Wednesday, June 28, 2006

Liz on Truth and Fiction

Yesterday, while writing, I had to create a fictional chapter of a real fraternity for my hero to have been in while in college. And I’m already bracing myself for the e-mail I’m bound to get from people telling me Georgetown University doesn’t HAVE a chapter of Eta Kappa Nu. So I’m going public now saying, “I know that. I researched it and everything. Even went to the Eta Kappa Nu homepage to see what the name of the Georgetown chapter would be and saw that there wasn’t one. So I cop to--gasp--making one up for the made up hero of my made up book.”

I also know the University of Southern California doesn’t have a campus in Santa Barbara, but I put one there for a book anyway. My heroine’s ex-husband in HE COULD BE THE ONE was an abusive SOB she met when she was a student of his in college.
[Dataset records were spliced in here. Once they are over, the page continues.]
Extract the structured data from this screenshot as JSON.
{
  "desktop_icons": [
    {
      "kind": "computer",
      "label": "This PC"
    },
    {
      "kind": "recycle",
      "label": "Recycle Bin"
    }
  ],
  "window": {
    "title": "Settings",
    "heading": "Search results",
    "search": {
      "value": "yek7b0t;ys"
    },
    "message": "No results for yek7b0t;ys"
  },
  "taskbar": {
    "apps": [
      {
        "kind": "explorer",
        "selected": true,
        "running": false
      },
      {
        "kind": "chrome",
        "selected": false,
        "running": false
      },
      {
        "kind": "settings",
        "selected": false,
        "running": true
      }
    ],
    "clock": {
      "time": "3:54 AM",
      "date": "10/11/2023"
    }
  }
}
I wasn’t comfortable putting an abusive SOB on the faculty of the English department of the very real University of California at Santa Barbara, so I made up another college for him to be an abusive SOB for.

I can do that you know. On account of I get paid to make stuff up. But damned if I didn’t get angry letters about it anyway.
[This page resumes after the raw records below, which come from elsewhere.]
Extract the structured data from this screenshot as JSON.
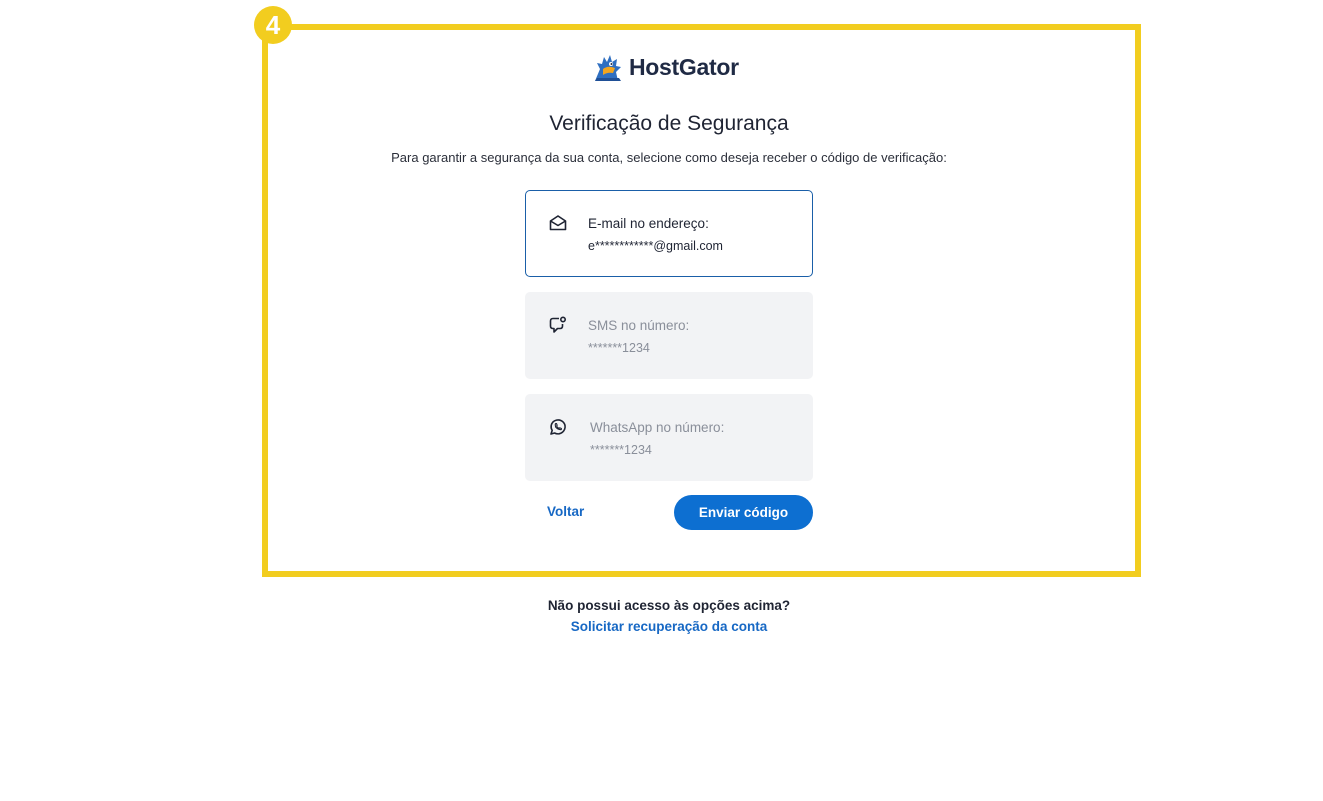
{
  "step_badge": "4",
  "brand": {
    "name": "HostGator",
    "logo_icon": "gator-mascot-icon"
  },
  "title": "Verificação de Segurança",
  "subtitle": "Para garantir a segurança da sua conta, selecione como deseja receber o código de verificação:",
  "options": [
    {
      "icon": "envelope-open-icon",
      "label": "E-mail no endereço:",
      "value": "e************@gmail.com",
      "selected": true
    },
    {
      "icon": "chat-bubble-dot-icon",
      "label": "SMS no número:",
      "value": "*******1234",
      "selected": false
    },
    {
      "icon": "whatsapp-icon",
      "label": "WhatsApp no número:",
      "value": "*******1234",
      "selected": false
    }
  ],
  "actions": {
    "back_label": "Voltar",
    "send_label": "Enviar código"
  },
  "help": {
    "question": "Não possui acesso às opções acima?",
    "link_label": "Solicitar recuperação da conta"
  },
  "colors": {
    "highlight": "#f2cd1f",
    "primary": "#0d6fd1",
    "link": "#1768c4",
    "selected_border": "#1a5fa8",
    "card_bg": "#f2f3f5"
  }
}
And once, I created a fictional county in eastern Kentucky for my hero to have grown up in. It was early in my career, and I didn’t want to step on the toes of anyone living in a poverty-stricken Appalachian county, and I went on at length about the hardship my hero suffered growing up. So I made up a county based on several like it in that part of the state. Then I got letters from people telling me, “Hey, you’re a native Kentuckian. You know there’s no Hazard County. What were you thinking?” Nowadays, I probably would have gone ahead and cited a real county. Back then, I just wasn’t sure what the protocol was.
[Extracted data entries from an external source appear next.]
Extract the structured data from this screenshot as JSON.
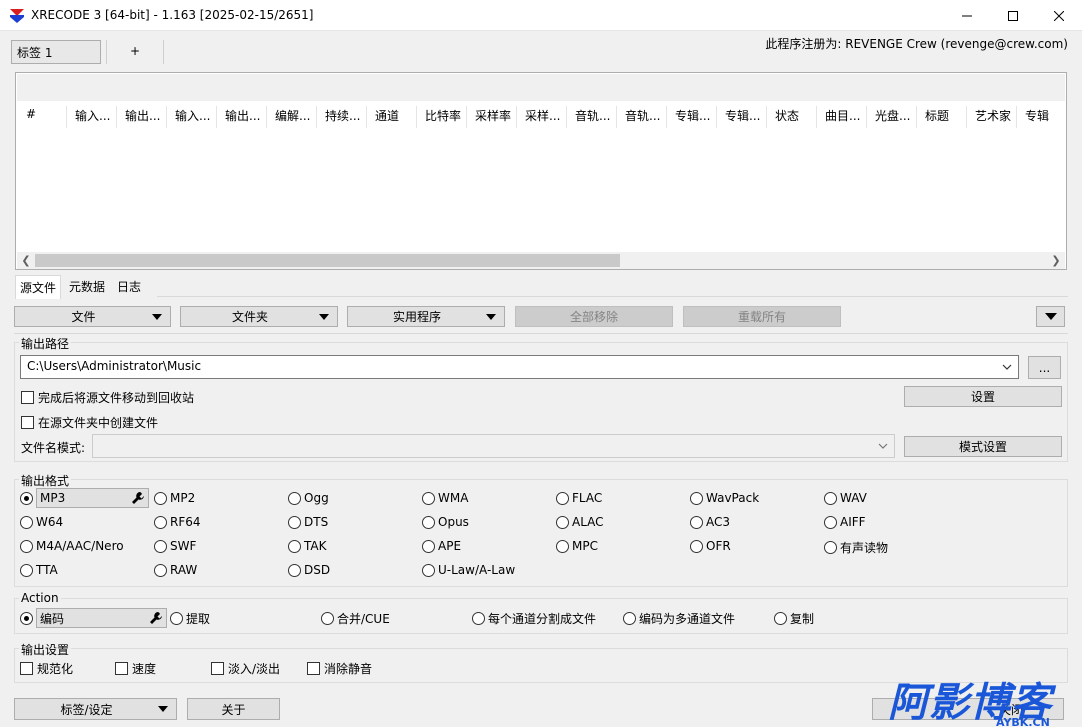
{
  "window": {
    "title": "XRECODE 3 [64-bit] - 1.163 [2025-02-15/2651]",
    "registered": "此程序注册为: REVENGE Crew (revenge@crew.com)"
  },
  "top_tabs": [
    {
      "label": "标签 1"
    },
    {
      "label": "+"
    }
  ],
  "columns": [
    "#",
    "输入...",
    "输出...",
    "输入...",
    "输出...",
    "编解...",
    "持续...",
    "通道",
    "比特率",
    "采样率",
    "采样...",
    "音轨...",
    "音轨...",
    "专辑...",
    "专辑...",
    "状态",
    "曲目...",
    "光盘...",
    "标题",
    "艺术家",
    "专辑"
  ],
  "bottom_tabs": [
    {
      "label": "源文件"
    },
    {
      "label": "元数据"
    },
    {
      "label": "日志"
    }
  ],
  "buttons": {
    "file": "文件",
    "folder": "文件夹",
    "utilities": "实用程序",
    "remove_all": "全部移除",
    "reload_all": "重载所有",
    "settings": "设置",
    "pattern_settings": "模式设置",
    "browse": "...",
    "tags_settings": "标签/设定",
    "about": "关于",
    "close": "关闭"
  },
  "output_path": {
    "label": "输出路径",
    "value": "C:\\Users\\Administrator\\Music",
    "move_to_recycle": "完成后将源文件移动到回收站",
    "create_in_source": "在源文件夹中创建文件",
    "filename_pattern_label": "文件名模式:"
  },
  "output_format": {
    "label": "输出格式",
    "selected": "MP3",
    "options": [
      [
        "MP3",
        "MP2",
        "Ogg",
        "WMA",
        "FLAC",
        "WavPack",
        "WAV"
      ],
      [
        "W64",
        "RF64",
        "DTS",
        "Opus",
        "ALAC",
        "AC3",
        "AIFF"
      ],
      [
        "M4A/AAC/Nero",
        "SWF",
        "TAK",
        "APE",
        "MPC",
        "OFR",
        "有声读物"
      ],
      [
        "TTA",
        "RAW",
        "DSD",
        "U-Law/A-Law"
      ]
    ]
  },
  "action": {
    "label": "Action",
    "options": [
      "编码",
      "提取",
      "合并/CUE",
      "每个通道分割成文件",
      "编码为多通道文件",
      "复制"
    ]
  },
  "output_settings": {
    "label": "输出设置",
    "options": [
      "规范化",
      "速度",
      "淡入/淡出",
      "消除静音"
    ]
  },
  "watermark": {
    "main": "阿影博客",
    "sub": "AYBK.CN"
  }
}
But even now, it’s not easy toeing the reality line in fiction. I do try to stay as realistic as possible when I’m writing about places and things, but sometimes, I have to, well, make stuff up. I had a heroine who was a waitress in Louisville in one book, and although I had her visiting A LOT of actual restaurants in my hometown, the one where she worked was fictional. I needed an owner and manager and staff for her place of employment, and had I used a real restaurant in town, even if I said nothing but glowing things about it, I would have been replacing everyone who worked there in reality. On the other side of that coin, for another book, I had a little girl who actually attended my son's very real school. But although I described the place realistically, I never mentioned the school by name. The protective mom inside prohibited me from drawing attention to it.

I tend to mix and match reality and fiction when I write my novels. But that’s okay. Novels are part truth and part fantasy. The feelings and experiences and reactions of the characters can be very real, even if their surroundings aren't always. But whenever something in a novel doesn’t ring true, maybe it’s just because it, well, isn’t true. And maybe, just maybe, the author already knows that. As long as the reader has a good time reading, this author, at least, feels like she's done her job right.

So how about you? Do you readers get peeved when a writer takes literary license with your hometown or a city you love to visit and know well? Or do you like to being in on the writer's little joke? Do you writers try to keep things as realistic as possible, or are you like me, bending the rules to suit your needs?